Con Vittoria avrebbe voluto consigliarsi anche per le scelte di acquisto di preziosi, ma lei lo rimandava ad un’altra amica comune, Gloria Venturi, che invece di antiquariato ne sapeva di più. Le case di Rudolf (che erano tante) erano infatti piene di oggetti antichi che acquistava spesso con leggerezza sperperando il suo patrimonio. Ma il bello era la sua passione, si sa, in tutto e per tutto.

Nureyev durante l’ultimo periodo di vita

Con la Ottolenghi Nureyev rimase in contatto anche durante gli anni della sua malattia. La voleva sempre accanto a lui, ne aveva bisogno come di una sorella (o forse una mamma), ma per la giornalista non era facile affrontare il decadimento di quell’amico tanto famoso quanto fragile e spesso rifiutava i suoi inviti. Le faceva troppo male al cuore sapere che non esisteva una soluzione per strapparlo a morte certa. “Lui per altro non alludeva mai alla sua malattia, – scrive la Ottolenghi – c’è stata solo una volta che pur senza parlare direttamente del suo male, ha accusato un fortissimo dolore alla testa: teneva stretta la mia mano con la sinistra e con la destra quella di Luigi Pignotti, il suo agente. Eravamo a Venezia, nel 1985. Gli era appena stata comunicata la diagnosi definitiva”.

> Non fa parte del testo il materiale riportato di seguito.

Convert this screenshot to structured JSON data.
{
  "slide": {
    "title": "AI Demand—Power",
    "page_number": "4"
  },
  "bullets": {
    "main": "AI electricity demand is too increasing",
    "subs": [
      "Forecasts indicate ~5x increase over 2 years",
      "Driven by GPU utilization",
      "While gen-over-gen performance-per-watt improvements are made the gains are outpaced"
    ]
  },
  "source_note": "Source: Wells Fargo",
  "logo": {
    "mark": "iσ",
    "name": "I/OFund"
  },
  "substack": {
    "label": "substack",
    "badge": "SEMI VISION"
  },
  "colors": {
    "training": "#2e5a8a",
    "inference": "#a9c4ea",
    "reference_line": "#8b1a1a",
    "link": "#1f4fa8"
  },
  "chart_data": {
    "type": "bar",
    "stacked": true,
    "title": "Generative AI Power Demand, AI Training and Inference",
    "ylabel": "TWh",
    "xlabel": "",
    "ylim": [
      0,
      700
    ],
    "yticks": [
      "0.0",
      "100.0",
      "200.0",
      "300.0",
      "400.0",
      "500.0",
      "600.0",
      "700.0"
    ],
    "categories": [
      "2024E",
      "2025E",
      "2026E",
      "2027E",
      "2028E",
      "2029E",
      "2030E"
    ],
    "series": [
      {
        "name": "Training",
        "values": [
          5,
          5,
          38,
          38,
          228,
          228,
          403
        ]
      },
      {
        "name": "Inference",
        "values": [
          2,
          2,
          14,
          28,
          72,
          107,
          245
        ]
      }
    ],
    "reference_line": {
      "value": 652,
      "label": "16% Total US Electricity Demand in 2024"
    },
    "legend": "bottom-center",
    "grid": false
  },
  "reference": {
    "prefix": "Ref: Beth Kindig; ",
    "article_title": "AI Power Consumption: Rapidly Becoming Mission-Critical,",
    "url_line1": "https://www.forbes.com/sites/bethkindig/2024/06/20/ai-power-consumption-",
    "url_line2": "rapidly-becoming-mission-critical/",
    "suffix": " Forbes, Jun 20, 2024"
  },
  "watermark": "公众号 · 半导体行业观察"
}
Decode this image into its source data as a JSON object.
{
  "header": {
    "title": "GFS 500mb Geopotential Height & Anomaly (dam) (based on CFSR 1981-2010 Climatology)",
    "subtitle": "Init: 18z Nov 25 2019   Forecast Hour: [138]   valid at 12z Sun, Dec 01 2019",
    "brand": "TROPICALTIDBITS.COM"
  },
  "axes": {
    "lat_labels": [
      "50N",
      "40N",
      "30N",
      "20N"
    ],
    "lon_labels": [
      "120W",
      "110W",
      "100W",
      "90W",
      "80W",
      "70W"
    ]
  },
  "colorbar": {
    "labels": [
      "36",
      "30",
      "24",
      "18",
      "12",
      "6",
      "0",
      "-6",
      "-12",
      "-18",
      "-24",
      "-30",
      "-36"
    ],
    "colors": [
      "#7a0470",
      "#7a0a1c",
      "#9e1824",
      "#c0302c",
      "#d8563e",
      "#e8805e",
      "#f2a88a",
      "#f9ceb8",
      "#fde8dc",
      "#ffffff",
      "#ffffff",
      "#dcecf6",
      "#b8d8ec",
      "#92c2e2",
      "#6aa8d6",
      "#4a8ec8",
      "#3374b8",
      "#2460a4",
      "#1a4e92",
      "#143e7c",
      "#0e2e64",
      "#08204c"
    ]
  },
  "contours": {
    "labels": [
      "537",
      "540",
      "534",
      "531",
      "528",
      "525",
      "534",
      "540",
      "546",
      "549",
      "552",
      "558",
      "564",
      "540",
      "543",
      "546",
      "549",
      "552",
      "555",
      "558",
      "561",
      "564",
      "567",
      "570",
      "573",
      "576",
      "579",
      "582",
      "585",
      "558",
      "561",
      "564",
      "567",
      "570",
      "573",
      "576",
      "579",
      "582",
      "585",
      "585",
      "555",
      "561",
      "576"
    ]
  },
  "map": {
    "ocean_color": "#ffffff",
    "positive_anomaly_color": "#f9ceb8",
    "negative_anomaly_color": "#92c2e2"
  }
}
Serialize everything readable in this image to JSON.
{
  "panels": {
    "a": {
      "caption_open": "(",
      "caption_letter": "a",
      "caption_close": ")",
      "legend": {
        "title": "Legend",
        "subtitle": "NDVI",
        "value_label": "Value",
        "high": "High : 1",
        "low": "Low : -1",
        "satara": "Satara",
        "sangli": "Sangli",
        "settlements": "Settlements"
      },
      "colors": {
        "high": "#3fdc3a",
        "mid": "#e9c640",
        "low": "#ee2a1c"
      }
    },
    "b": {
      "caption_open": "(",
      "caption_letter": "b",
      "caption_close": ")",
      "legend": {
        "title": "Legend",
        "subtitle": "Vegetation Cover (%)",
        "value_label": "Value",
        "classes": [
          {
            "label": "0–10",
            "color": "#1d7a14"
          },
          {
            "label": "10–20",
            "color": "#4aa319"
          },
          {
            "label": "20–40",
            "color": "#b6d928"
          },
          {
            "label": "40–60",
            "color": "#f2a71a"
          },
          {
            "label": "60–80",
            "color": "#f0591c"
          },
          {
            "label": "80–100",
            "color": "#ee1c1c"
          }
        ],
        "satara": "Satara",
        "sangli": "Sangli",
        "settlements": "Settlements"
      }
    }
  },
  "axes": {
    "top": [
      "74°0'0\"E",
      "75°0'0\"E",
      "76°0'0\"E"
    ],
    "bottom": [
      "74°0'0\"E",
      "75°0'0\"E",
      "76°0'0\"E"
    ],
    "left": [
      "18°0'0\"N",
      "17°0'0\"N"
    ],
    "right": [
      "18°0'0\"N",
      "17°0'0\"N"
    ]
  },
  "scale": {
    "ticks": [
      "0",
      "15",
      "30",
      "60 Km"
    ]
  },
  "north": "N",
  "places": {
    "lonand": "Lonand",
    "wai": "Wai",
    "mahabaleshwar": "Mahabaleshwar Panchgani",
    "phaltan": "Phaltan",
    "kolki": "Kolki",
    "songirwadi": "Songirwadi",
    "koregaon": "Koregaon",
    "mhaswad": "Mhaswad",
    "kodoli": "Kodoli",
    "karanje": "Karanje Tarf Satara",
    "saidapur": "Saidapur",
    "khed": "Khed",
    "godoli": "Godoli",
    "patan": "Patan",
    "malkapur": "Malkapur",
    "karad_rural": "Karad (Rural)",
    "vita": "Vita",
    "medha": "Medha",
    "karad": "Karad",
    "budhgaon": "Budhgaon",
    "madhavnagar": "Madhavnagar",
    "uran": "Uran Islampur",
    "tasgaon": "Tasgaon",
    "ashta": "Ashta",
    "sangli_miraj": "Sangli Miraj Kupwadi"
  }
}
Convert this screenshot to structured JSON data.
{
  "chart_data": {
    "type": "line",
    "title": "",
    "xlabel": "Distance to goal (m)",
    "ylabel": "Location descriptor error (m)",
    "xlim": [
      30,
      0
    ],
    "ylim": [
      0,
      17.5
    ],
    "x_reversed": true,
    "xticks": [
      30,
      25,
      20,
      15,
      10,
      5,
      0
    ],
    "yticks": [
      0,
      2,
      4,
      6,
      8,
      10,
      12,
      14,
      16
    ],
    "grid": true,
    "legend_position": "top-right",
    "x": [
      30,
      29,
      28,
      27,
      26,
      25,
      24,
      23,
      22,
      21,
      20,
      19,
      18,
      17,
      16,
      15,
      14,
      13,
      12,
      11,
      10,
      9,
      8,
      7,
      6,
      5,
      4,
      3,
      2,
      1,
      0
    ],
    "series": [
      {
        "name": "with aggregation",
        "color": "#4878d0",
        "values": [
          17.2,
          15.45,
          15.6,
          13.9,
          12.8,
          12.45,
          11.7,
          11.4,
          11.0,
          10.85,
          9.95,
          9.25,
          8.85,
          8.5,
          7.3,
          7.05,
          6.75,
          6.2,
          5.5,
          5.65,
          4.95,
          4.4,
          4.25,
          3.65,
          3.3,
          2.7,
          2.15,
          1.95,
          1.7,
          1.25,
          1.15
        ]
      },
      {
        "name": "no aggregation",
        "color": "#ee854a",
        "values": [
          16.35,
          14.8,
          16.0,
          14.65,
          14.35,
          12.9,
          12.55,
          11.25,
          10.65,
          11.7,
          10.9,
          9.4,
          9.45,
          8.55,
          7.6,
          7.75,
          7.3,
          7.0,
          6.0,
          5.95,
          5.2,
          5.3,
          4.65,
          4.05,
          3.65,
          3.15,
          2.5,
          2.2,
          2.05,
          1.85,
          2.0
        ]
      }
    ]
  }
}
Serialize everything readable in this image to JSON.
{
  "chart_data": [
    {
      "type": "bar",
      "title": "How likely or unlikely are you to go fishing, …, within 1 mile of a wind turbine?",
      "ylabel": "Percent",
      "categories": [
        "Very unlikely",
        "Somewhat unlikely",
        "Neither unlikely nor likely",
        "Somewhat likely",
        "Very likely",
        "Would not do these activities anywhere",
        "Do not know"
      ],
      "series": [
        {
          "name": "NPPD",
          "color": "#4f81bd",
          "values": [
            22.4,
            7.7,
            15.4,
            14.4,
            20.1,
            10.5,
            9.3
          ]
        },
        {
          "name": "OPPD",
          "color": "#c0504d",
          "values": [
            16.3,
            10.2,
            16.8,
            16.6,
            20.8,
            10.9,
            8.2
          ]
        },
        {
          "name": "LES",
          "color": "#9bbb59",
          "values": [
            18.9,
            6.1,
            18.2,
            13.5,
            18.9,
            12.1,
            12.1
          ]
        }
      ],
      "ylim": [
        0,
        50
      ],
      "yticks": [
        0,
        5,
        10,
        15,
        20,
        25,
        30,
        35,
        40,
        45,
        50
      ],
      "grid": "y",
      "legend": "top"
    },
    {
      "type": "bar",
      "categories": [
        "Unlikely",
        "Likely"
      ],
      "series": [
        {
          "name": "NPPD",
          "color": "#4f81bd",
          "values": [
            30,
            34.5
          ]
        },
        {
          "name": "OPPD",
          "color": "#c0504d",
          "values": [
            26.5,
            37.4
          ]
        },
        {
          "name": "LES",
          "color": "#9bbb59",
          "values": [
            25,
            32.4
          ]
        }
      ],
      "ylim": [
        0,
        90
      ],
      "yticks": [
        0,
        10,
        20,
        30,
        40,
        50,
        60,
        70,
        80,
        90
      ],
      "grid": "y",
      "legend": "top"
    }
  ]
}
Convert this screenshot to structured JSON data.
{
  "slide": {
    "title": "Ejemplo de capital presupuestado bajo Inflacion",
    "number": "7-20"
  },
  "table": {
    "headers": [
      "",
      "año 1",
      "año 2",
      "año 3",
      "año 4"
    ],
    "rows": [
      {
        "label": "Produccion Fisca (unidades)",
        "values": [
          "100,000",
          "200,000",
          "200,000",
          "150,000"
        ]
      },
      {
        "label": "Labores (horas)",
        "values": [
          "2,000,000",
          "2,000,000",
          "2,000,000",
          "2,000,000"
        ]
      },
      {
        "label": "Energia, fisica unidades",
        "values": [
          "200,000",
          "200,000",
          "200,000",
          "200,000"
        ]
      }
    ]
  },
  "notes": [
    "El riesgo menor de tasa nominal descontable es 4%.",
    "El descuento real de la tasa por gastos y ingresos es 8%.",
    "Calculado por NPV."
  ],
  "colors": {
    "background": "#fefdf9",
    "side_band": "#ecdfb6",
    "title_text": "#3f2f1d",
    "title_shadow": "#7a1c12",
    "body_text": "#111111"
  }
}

Ma il libro non parla solo dei momenti tristi della vita di Rudy; di lui ci regala anche l’immagine di un uomo vivace ed attento con tanta voglia di conoscenza, quella che gli era mancata nell’infanzia e nell’adolescenza. Aveva un desiderio famelico di letteratura, divorava i libri, racconta la Ottolenghi, ogni volta che ne prendeva uno non parlava d’altro per giorni e giorni. Pare che il libro che gli piacque di più fu l’autobiografia di Goldoni. Del grande commediografo gli piaceva il tono asciutto ed ironico, il suo errare, girovagare, un asciutto parallelo de Le Compagnon errant firmato Bejart che lo ha visto proteso tutta la vita verso l’ipotesi, e non la certezza, di un arrivo in porto.

Consiglio a tutti di leggere questo libro, un grande testamento d’amore.